Getting Started with cURL: Talking to Servers from Your Terminal
When you open a website in your browser, your browser sends a request to a server. The server responds with data. But what if you want to talk to a server without a browser?
What if you want to:
Test an API
Debug a backend
Check a server response
Send data manually
That’s where cURL comes in.
In this article, you’ll learn:
What cURL is (in very simple terms)
Why programmers need it
How to make your first request
What request and response mean
How to talk to APIs using cURL
Common beginner mistakes
Let’s start from the basics.
What Is a Server?
A server is a computer that:
Stores data
Runs applications
Responds to requests from clients
When you visit:https://example.com
Your browser sends a request to a server.
The server replies with:
HTML
JSON data
Images
Files
This is called client–server communication.
What Is cURL?
cURL stands for: Client URL
In simple terms: cURL is a tool that lets you send requests to a server from your terminal. Instead of using a browser, you use a command line.
Why Programmers Need cURL
Developers use cURL to:
Test APIs
Debug backend services
Check HTTP responses
Send data to servers
Automate server communication
It is especially useful in:
Backend development
DevOps
API testing
cURL helps you see exactly what the server sends back.
Making First cURL Request
Let’s try the simplest possible command.
In your terminal, type:
curl https://example.com
Press Enter.
You will see raw HTML output printed in your terminal.
What just happened?
cURL sent an HTTP request.
The server responded with HTML.
cURL printed that response.
That’s it. You just talked directly to a server.
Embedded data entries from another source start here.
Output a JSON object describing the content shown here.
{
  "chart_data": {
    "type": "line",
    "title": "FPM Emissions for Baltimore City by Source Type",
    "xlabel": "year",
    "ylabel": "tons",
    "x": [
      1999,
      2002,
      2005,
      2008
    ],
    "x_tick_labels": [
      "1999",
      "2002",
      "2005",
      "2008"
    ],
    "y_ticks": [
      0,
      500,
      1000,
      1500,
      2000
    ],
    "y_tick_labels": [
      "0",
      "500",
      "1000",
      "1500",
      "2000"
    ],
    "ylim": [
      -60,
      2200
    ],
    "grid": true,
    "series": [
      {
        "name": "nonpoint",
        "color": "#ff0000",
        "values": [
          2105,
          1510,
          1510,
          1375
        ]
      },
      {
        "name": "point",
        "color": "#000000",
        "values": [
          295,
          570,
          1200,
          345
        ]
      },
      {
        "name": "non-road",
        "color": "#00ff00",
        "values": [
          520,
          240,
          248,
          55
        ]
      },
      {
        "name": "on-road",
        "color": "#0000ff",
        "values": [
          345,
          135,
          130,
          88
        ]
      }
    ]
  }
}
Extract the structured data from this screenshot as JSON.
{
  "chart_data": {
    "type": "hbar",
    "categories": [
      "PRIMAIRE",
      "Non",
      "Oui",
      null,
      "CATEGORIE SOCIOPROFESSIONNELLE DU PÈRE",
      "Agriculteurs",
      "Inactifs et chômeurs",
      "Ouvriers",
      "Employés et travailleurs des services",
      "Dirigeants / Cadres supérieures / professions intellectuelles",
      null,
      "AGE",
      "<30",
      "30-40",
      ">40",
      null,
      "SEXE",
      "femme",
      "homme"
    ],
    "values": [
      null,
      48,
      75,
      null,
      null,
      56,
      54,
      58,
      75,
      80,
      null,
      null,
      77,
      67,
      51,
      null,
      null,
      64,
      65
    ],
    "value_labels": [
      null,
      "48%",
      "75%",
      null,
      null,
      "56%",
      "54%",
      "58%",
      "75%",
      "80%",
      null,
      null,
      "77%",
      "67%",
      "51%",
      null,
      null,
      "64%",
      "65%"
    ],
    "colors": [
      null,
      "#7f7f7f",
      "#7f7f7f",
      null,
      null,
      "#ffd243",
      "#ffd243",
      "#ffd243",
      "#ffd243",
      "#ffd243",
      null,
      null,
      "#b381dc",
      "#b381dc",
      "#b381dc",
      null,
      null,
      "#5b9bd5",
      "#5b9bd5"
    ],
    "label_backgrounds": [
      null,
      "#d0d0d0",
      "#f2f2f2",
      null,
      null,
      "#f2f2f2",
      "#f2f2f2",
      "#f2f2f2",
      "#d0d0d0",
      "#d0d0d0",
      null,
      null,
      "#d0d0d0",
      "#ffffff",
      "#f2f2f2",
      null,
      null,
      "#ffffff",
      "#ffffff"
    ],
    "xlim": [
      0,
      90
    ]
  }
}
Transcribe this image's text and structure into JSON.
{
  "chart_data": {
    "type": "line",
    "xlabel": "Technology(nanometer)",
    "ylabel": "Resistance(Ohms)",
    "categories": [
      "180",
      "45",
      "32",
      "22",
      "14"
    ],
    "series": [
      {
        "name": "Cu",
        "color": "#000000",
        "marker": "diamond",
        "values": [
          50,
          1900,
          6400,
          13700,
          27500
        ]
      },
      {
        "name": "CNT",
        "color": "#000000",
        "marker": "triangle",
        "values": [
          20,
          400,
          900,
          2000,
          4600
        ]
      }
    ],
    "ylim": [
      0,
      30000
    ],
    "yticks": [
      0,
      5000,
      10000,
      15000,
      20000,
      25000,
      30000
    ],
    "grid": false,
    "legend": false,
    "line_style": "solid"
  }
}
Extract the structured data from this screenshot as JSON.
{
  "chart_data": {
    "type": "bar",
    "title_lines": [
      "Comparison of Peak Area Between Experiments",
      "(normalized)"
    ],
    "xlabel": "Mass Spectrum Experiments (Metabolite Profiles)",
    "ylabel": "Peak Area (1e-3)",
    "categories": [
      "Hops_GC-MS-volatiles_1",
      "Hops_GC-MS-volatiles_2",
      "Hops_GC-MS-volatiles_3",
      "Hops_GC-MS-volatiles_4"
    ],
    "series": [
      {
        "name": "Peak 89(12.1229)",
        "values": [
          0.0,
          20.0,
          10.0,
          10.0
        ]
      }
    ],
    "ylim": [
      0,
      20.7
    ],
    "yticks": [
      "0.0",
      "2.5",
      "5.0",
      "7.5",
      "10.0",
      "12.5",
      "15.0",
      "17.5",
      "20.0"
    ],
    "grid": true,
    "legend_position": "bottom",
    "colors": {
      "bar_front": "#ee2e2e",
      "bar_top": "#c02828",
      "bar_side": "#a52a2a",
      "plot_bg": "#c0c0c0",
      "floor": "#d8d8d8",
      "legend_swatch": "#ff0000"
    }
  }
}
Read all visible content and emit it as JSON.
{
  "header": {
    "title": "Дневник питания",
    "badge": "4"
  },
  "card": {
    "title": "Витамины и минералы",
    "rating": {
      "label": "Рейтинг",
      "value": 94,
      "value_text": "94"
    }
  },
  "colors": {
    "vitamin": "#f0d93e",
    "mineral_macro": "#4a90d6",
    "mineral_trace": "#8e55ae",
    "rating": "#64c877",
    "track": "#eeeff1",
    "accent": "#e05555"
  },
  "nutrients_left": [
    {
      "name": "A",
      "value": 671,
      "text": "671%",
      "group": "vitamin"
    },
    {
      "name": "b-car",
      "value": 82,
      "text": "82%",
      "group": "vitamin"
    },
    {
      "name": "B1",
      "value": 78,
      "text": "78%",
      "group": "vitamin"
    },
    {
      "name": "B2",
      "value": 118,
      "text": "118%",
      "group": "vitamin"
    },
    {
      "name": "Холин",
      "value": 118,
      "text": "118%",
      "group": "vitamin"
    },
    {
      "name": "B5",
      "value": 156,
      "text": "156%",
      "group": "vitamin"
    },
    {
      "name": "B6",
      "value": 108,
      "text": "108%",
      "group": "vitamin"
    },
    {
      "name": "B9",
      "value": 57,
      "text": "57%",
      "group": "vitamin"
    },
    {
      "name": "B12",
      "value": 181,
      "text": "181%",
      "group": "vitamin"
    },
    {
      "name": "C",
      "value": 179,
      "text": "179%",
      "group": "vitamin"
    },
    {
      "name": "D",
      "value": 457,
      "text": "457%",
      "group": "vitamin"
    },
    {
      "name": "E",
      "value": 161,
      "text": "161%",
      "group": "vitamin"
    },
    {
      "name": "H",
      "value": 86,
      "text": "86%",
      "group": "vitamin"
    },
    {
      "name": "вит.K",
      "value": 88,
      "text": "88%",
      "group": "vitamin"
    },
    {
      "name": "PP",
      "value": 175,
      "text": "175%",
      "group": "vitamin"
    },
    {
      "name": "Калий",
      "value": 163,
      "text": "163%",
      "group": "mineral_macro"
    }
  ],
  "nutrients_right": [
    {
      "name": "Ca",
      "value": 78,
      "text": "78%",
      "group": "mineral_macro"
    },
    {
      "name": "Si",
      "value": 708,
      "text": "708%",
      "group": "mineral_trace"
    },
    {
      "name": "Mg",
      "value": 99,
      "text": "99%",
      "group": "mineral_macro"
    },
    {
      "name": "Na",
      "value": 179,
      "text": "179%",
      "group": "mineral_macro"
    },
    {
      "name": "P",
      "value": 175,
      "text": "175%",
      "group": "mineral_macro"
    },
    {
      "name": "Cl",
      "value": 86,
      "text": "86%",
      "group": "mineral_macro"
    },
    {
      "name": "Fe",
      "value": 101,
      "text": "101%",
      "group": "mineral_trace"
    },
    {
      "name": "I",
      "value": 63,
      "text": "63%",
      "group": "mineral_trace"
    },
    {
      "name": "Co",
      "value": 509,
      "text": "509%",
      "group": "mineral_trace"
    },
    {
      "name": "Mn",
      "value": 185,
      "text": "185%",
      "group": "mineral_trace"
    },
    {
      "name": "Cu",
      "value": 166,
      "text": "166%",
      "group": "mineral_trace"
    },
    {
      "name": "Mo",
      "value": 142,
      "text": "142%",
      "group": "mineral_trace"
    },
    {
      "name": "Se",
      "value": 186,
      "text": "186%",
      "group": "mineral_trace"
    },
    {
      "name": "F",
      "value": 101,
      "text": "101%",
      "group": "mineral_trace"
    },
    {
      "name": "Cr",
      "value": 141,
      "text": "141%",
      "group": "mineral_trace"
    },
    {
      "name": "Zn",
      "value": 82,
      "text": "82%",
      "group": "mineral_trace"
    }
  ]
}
Understanding Request and Response
When using cURL, two main things happen:
Request
The message sent to the server.
Example:
GET / HTTP/1.1
Host: example.com
This means: “Please give me the homepage.”
Response
The server replies with:
HTTP/1.1 200 OK
Content-Type: text/html
Followed by the actual HTML content.
What Does "200 OK" Mean?
HTTP status codes tell you what happened.
200 → Success
404 → Not Found
500 → Server Error
When using cURL, you are seeing the raw response that browsers normally hide.
Using cURL to Talk to APIs
APIs usually return JSON instead of HTML.
Example:
curl https://jsonplaceholder.typicode.com/posts/1
You will see:
{
"userId": 1,
"id": 1,
"title": "...",
"body": "..."
}
This is API communication. Instead of rendering a webpage, the server sends structured data.
GET vs POST
Let’s keep this simple.
GET
Used to retrieve data.
Example:
curl https://jsonplaceholder.typicode.com/posts
This fetches data.
POST
Used to send data to the server.
Example:
curl -X POST https://jsonplaceholder.typicode.com/posts
This tells the server: “I want to create something.”

Browser vs cURL

Browser renders visuals. cURL shows raw data.
Basic HTTP Structure
Request:
GET /resource HTTP/1.1
Host: api.example.com
Response:
HTTP/1.1 200 OK
Content-Type: application/json
{ "data": "value" }
Where cURL Fits in Backend Development
When building APIs, you often need to:
Test endpoints
Check if server is running
Validate responses
Debug errors
Instead of opening a browser, you use: curl
It’s faster and more precise. Backend developers use it daily.
Common Mistakes Beginners Make
Forgetting https://
Wrong:
curl example.com
Better:
curl https://example.com
Confusing GET and POST
GET retrieves data.
POST sends data.
Expecting Pretty Output
cURL prints raw output. If it looks messy, that’s normal.